As the national debate surrounding education continues, Hackney New School held it’s second open day for prospective year 7 pupils, last Saturday. Not yet in confirmed premises, the Hackney New School laid its wares on the proverbial table for all to see, and not without causing some provocation. Opponents say it will cater to an elite clique, while ignoring those from less privileged back grounds and ethnic minorities. Some such as the NUT, believe it is wrong that state funding should be given to small groups of individuals, to run schools that are unaccountable to their local communities.
Hackney New School’s (HNS) open day was an inspiring event, with much speaking of change and a fresh approach to education. Focusing on music and a longer school day, the proposals offer an overhaul of the education timetable as we know it. Prospective pupils can look forward to a morning of structured teaching, followed by a varied study afternoon with a mixed programme aimed to enrich the students, through a variety of independent study and activities.
What was most evident during the meeting was that the enthusiasm, determination and stamina of those setting up free schools cannot be in question. The members of the steering committee showed an admirable desire to educate the children in Hackney, belying the accusations that the school is for only for increasing local house prices suggested by some of its opponents such as local blogger the Duchess of Hackney, who has since informed me, she may be coming round to the idea, especially “if they are inclusive when they open their doors”.
However the HNS has not finished the ride to open doors just yet. Interestingly, the steering committee admitted funding has already been cut since the Spring, when timetables were originally proposed. The direct result of this appeared as cuts to modern languages, with pupils studying just one language as matter of course.
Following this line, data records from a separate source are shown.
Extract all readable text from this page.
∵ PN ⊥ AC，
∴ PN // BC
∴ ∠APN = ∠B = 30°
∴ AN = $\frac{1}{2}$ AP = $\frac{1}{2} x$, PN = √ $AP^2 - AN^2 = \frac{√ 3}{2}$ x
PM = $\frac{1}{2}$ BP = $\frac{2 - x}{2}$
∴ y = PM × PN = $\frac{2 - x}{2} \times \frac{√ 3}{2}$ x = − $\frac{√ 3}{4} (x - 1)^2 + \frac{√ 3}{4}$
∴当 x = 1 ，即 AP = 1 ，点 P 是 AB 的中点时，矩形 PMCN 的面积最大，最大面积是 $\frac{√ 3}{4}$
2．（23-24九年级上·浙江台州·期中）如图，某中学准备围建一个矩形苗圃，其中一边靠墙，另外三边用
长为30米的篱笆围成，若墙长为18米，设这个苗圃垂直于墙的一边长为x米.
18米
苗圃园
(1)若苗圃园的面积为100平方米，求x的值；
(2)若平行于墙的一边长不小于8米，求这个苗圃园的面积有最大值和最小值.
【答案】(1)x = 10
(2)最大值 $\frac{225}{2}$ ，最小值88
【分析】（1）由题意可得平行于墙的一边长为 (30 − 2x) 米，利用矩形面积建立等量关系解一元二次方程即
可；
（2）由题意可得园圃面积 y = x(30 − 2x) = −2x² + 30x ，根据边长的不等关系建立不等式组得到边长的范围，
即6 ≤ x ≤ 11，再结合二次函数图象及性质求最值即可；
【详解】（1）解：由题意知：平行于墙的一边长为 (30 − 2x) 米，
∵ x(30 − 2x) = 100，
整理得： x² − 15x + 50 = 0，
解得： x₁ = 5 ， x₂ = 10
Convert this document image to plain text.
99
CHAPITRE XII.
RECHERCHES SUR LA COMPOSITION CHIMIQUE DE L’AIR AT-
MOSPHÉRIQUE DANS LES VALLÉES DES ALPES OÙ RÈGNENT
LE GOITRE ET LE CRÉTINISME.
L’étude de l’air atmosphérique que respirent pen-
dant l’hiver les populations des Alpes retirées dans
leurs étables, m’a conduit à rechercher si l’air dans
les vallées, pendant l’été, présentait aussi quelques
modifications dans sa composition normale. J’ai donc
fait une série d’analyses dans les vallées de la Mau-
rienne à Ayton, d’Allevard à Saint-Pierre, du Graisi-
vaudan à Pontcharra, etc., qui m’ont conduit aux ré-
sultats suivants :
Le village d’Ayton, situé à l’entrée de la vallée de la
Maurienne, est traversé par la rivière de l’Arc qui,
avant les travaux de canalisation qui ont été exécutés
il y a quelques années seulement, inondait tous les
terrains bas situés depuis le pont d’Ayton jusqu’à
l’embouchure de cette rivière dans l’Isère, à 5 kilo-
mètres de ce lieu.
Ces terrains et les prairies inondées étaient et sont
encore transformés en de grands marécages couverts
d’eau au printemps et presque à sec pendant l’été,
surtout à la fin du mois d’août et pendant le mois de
Andreas Weseman,a former investment banker and founder of HNS, described his motivation to set up a free school as the desire to do something useful; ‘A penance for not believing in God’ was the answer given on further persuasion.
Here is the root of the discussion about free schools- we are talking education, so we are also talking morality by definition. On an individual scale, parents will strive for the best education for their child. The free school approach is inherently divisive, offering new opportunities up but on a minimal scale. The school may be excellent for those attending, but appears to have no bearing on the community as a bigger picture.
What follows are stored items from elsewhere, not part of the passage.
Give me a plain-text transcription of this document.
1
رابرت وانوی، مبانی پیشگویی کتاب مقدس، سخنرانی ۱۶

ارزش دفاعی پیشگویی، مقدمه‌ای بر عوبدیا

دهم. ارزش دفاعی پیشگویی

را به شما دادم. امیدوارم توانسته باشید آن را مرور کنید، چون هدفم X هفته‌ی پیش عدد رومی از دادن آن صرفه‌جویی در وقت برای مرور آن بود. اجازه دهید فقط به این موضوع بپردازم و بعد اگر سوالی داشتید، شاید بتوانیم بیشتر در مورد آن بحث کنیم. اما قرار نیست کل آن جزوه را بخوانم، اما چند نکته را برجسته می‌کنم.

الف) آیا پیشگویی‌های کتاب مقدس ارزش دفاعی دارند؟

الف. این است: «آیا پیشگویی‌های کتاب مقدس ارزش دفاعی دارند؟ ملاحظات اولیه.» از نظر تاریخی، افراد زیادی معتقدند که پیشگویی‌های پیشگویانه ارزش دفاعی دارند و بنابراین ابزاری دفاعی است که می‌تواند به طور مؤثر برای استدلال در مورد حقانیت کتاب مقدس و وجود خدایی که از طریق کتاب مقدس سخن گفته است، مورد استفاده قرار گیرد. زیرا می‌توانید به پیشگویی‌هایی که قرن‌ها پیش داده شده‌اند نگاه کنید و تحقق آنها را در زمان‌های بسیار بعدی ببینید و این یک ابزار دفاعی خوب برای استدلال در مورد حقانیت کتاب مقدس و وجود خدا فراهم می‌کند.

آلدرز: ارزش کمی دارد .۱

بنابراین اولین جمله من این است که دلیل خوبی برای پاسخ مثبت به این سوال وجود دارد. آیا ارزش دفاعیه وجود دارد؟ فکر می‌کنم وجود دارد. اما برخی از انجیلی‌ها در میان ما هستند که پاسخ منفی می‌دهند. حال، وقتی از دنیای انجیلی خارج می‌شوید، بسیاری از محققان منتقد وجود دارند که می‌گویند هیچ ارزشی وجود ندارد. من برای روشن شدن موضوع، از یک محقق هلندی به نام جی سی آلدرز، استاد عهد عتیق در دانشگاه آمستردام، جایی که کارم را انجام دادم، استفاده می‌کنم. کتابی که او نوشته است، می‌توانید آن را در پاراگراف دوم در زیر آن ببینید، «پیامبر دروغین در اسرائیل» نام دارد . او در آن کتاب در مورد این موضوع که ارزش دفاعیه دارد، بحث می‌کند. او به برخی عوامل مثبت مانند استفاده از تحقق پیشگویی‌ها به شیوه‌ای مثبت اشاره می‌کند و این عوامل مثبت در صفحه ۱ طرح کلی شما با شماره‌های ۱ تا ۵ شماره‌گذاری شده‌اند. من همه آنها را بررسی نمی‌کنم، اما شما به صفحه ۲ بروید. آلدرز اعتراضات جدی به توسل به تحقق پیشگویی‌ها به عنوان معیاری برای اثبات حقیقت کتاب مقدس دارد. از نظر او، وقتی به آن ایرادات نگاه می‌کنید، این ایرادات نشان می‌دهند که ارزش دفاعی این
HNS must defend its right to provide for the few by also defending the right not to provide for the many. So can the HNS be taken as a small, independent project, or must we think of the school in the wider context of comprehensive schooling across the borough? The steering committee are determined that HNS should not operate as an isolated educator, but as part of ‘the national picture’, adhering to the curriculum and building relationships across schools and community groups.
However, this talk is currently hypothetical. It is hard to think there will be a time where state funded comprehensive schools and state funded free schools will exist in a symbiotic relationship. Furthermore, how that relationship will behave has yet to be seen.
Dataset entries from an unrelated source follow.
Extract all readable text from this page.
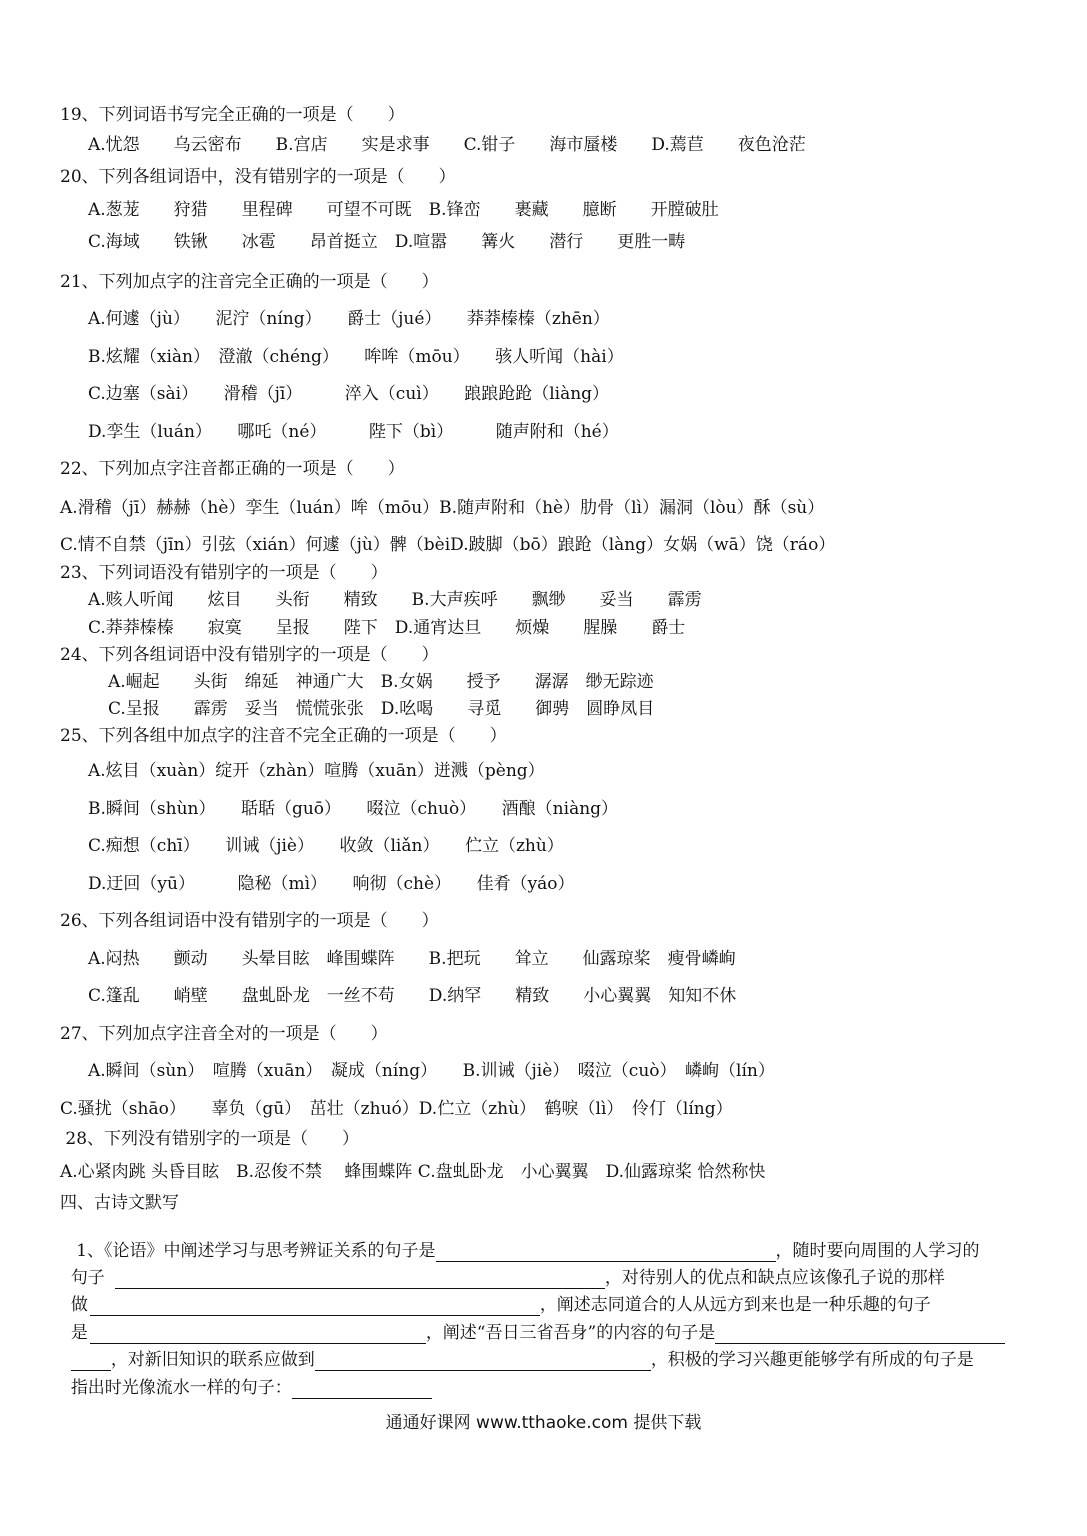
19、下列词语书写完全正确的一项是（　　）
A.忧怨　　乌云密布　　B.宫店　　实是求事　　C.钳子　　海市蜃楼　　D.蔫苣　　夜色沧茫
20、下列各组词语中，没有错别字的一项是（　　）
A.葱茏　　狩猎　　里程碑　　可望不可既　B.锋峦　　裹藏　　臆断　　开膛破肚
C.海域　　铁锹　　冰雹　　昂首挺立　D.喧嚣　　篝火　　潜行　　更胜一畴
21、下列加点字的注音完全正确的一项是（　　）
A.何遽（jù）　　泥泞（níng）　　爵士（jué）　　莽莽榛榛（zhēn）
B.炫耀（xiàn）　澄澈（chéng）　　哞哞（mōu）　　骇人听闻（hài）
C.边塞（sài）　　滑稽（jī）　　　淬入（cuì）　　踉踉跄跄（liàng）
D.孪生（luán）　　哪吒（né）　　　陛下（bì）　　　随声附和（hé）
22、下列加点字注音都正确的一项是（　　）
A.滑稽（jī）赫赫（hè）孪生（luán）哞（mōu）B.随声附和（hè）肋骨（lì）漏洞（lòu）酥（sù）
C.情不自禁（jīn）引弦（xián）何遽（jù）髀（bèiD.跛脚（bō）踉跄（làng）女娲（wā）饶（ráo）
23、下列词语没有错别字的一项是（　　）
A.赅人听闻　　炫目　　头衔　　精致　　B.大声疾呼　　飘缈　　妥当　　霹雳
C.莽莽榛榛　　寂寞　　呈报　　陛下　D.通宵达旦　　烦燥　　腥臊　　爵士
24、下列各组词语中没有错别字的一项是（　　）
A.崛起　　头街　绵延　神通广大　B.女娲　　授予　　潺潺　缈无踪迹
C.呈报　　霹雳　妥当　慌慌张张　D.吆喝　　寻觅　　御骋　圆睁凤目
25、下列各组中加点字的注音不完全正确的一项是（　　）
A.炫目（xuàn）绽开（zhàn）喧腾（xuān）迸溅（pèng）
B.瞬间（shùn）　　聒聒（guō）　　啜泣（chuò）　　酒酿（niàng）
C.痴想（chī）　　训诫（jiè）　　收敛（liǎn）　　伫立（zhù）
D.迂回（yū）　　　隐秘（mì）　　响彻（chè）　　佳肴（yáo）
26、下列各组词语中没有错别字的一项是（　　）
A.闷热　　颤动　　头晕目眩　峰围蝶阵　　B.把玩　　耸立　　仙露琼桨　瘦骨嶙峋
C.篷乱　　峭壁　　盘虬卧龙　一丝不苟　　D.纳罕　　精致　　小心翼翼　知知不休
27、下列加点字注音全对的一项是（　　）
A.瞬间（sùn）　喧腾（xuān）　凝成（níng）　　B.训诫（jiè）　啜泣（cuò）　嶙峋（lín）
C.骚扰（shāo）　　辜负（gū）　茁壮（zhuó）D.伫立（zhù）　鹤唳（lì）　伶仃（líng）
28、下列没有错别字的一项是（　　）
A.心紧肉跳 头昏目眩　B.忍俊不禁　 蜂围蝶阵 C.盘虬卧龙　小心翼翼　D.仙露琼桨 恰然称快
四、古诗文默写

1、《论语》中阐述学习与思考辨证关系的句子是	，随时要向周围的人学习的

句子	，对待别人的优点和缺点应该像孔子说的那样

做	，阐述志同道合的人从远方到来也是一种乐趣的句子

是	，阐述“吾日三省吾身”的内容的句子是

，对新旧知识的联系应做到	，积极的学习兴趣更能够学有所成的句子是

指出时光像流水一样的句子：

通通好课网 www.tthaoke.com 提供下载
And this must be the crunch point. Free schools are demanding a change in mind-set towards state funded education, pushing us from collective thinking to individualism. Whilst schools offering the level of individual education proposed by the HNS are still in the formative stages, we must question what happens to the majority.
It’s come a long way since it’s “meet the team meetings at” their “Mums and dads” coffee mornings, at the Scolt Head Pub on Culford Road. The name of the headmistress and details of its premises will be confirmed this week. Hackney New School intends to open in September 2013.